For most newly married couples, wedding gifts don’t just come in boxes, they come as cash. And suddenly, there’s this feeling that now is the right time to upgrade everything at once. A fancier honeymoon, new gadgets, maybe even a better house.
This is exactly where couples need to pause. For a few days, the money feels like permission to upgrade everything. But instead of treating it as bonus income, think of it as seed capital for your new financial life together.
That small shift in thinking can make a big difference.
Here’s the ideal way how couples can make the most of their wedding gift money.
The biggest mistake couples make is spending the money too quickly. Emotions are high after the wedding, and every expense feels justified.
Abhishek Dev, Co-Founder & CEO of Epsilon Money suggests a simple rule: park the entire amount somewhere safe and liquid before doing anything else. “This cooling-off phase protects your money and creates some distance between the joy of receiving it and the urge to splurge.”
Where should you keep this money? A savings account, liquid fund or sweep FD works just fine. You’re not chasing returns here, you’re buying yourself time to think clearly.

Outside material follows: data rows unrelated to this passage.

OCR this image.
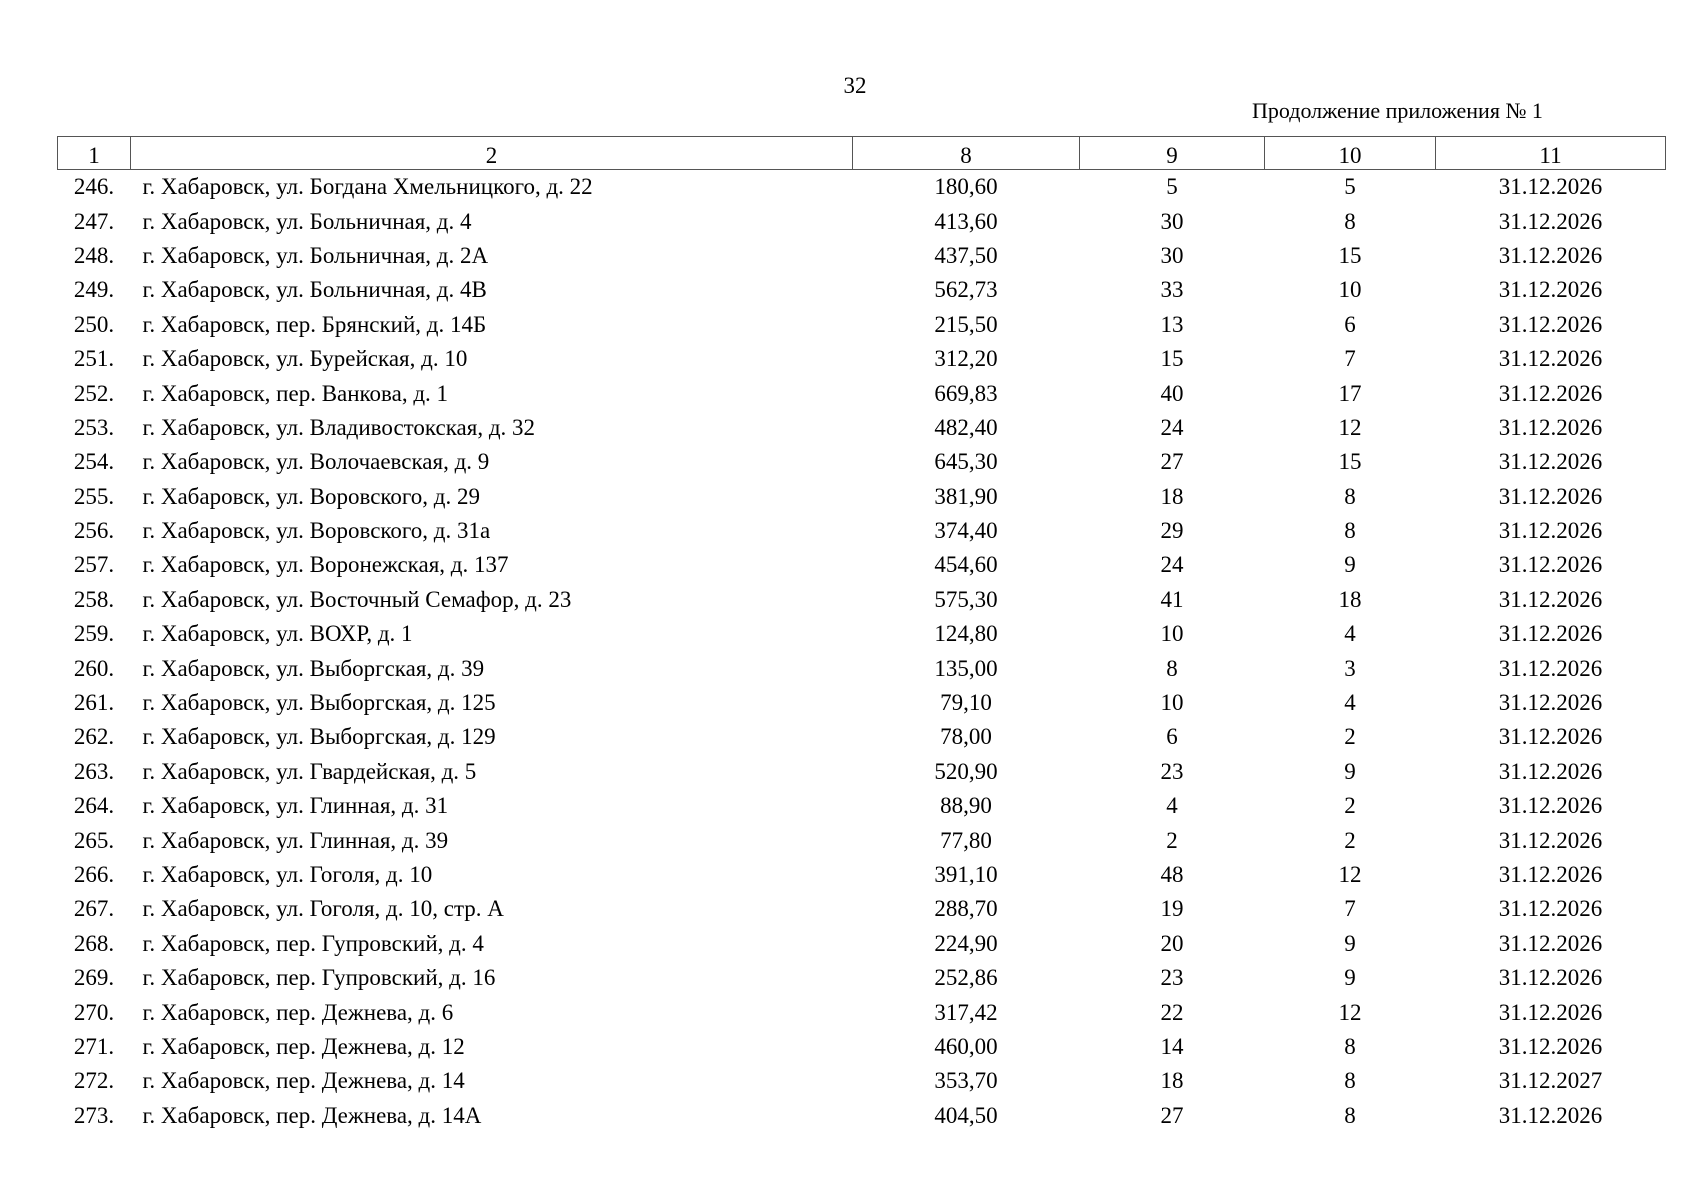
32
Продолжение приложения № 1
1	2	8	9	10	11
246.	г. Хабаровск, ул. Богдана Хмельницкого, д. 22	180,60	5	5	31.12.2026
247.	г. Хабаровск, ул. Больничная, д. 4	413,60	30	8	31.12.2026
248.	г. Хабаровск, ул. Больничная, д. 2А	437,50	30	15	31.12.2026
249.	г. Хабаровск, ул. Больничная, д. 4В	562,73	33	10	31.12.2026
250.	г. Хабаровск, пер. Брянский, д. 14Б	215,50	13	6	31.12.2026
251.	г. Хабаровск, ул. Бурейская, д. 10	312,20	15	7	31.12.2026
252.	г. Хабаровск, пер. Ванкова, д. 1	669,83	40	17	31.12.2026
253.	г. Хабаровск, ул. Владивостокская, д. 32	482,40	24	12	31.12.2026
254.	г. Хабаровск, ул. Волочаевская, д. 9	645,30	27	15	31.12.2026
255.	г. Хабаровск, ул. Воровского, д. 29	381,90	18	8	31.12.2026
256.	г. Хабаровск, ул. Воровского, д. 31а	374,40	29	8	31.12.2026
257.	г. Хабаровск, ул. Воронежская, д. 137	454,60	24	9	31.12.2026
258.	г. Хабаровск, ул. Восточный Семафор, д. 23	575,30	41	18	31.12.2026
259.	г. Хабаровск, ул. ВОХР, д. 1	124,80	10	4	31.12.2026
260.	г. Хабаровск, ул. Выборгская, д. 39	135,00	8	3	31.12.2026
261.	г. Хабаровск, ул. Выборгская, д. 125	79,10	10	4	31.12.2026
262.	г. Хабаровск, ул. Выборгская, д. 129	78,00	6	2	31.12.2026
263.	г. Хабаровск, ул. Гвардейская, д. 5	520,90	23	9	31.12.2026
264.	г. Хабаровск, ул. Глинная, д. 31	88,90	4	2	31.12.2026
265.	г. Хабаровск, ул. Глинная, д. 39	77,80	2	2	31.12.2026
266.	г. Хабаровск, ул. Гоголя, д. 10	391,10	48	12	31.12.2026
267.	г. Хабаровск, ул. Гоголя, д. 10, стр. А	288,70	19	7	31.12.2026
268.	г. Хабаровск, пер. Гупровский, д. 4	224,90	20	9	31.12.2026
269.	г. Хабаровск, пер. Гупровский, д. 16	252,86	23	9	31.12.2026
270.	г. Хабаровск, пер. Дежнева, д. 6	317,42	22	12	31.12.2026
271.	г. Хабаровск, пер. Дежнева, д. 12	460,00	14	8	31.12.2026
272.	г. Хабаровск, пер. Дежнева, д. 14	353,70	18	8	31.12.2027
273.	г. Хабаровск, пер. Дежнева, д. 14А	404,50	27	8	31.12.2026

Before investing or upgrading your lifestyle, make sure you have an emergency fund in place.
Sit down and calculate at least six months of essential expenses, like rent, EMIs, groceries, insurance and basic transport.
This money should be kept separate from everything else. Think of it as your marital shock absorber, the fund that protects you if one of you loses a job, has a health issue, or faces an unexpected expense.
Where should you keep the money? Ultra short-term or money market mutual funds are good options here. They’re stable, liquid and do exactly what an emergency fund should do, stay boring.
Once the safety net is ready, the remaining cash shouldn’t just be invested in one go. Dev recommends breaking it into clear buckets based on when you’ll need the money.
Where should you keep the money?- Short-term goals (within 3 years): This could be a vacation, setting up your home, or a small car upgrade.
“For these goals, don’t take too much risk,” Dev says. “Low-risk options with a small equity exposure, like hybrid funds with 10-20 percent in equities, work better.”
- Medium to long-term goals (5 years or more): This includes things like a home down payment, child’s education, or long-term wealth creation. These goals can handle more equity because time is on your side. So, diversified equity mutual funds are better suited here.
The idea is simple: the sooner you need the money, the safer the investment should be.
Yes, you should enjoy some of it too
Being sensible doesn’t mean cutting out joy completely. Dev strongly believes that some part of the wedding money should be used for enjoyment, intentionally.
When fun spending is planned, it doesn’t clash with long-term goals, and you don’t feel the need to overspend later.
Wedding gift money is often the first big financial decision couples make together. Spend it without a plan, and it quietly disappears. Use it well, and it becomes the foundation of your shared financial life.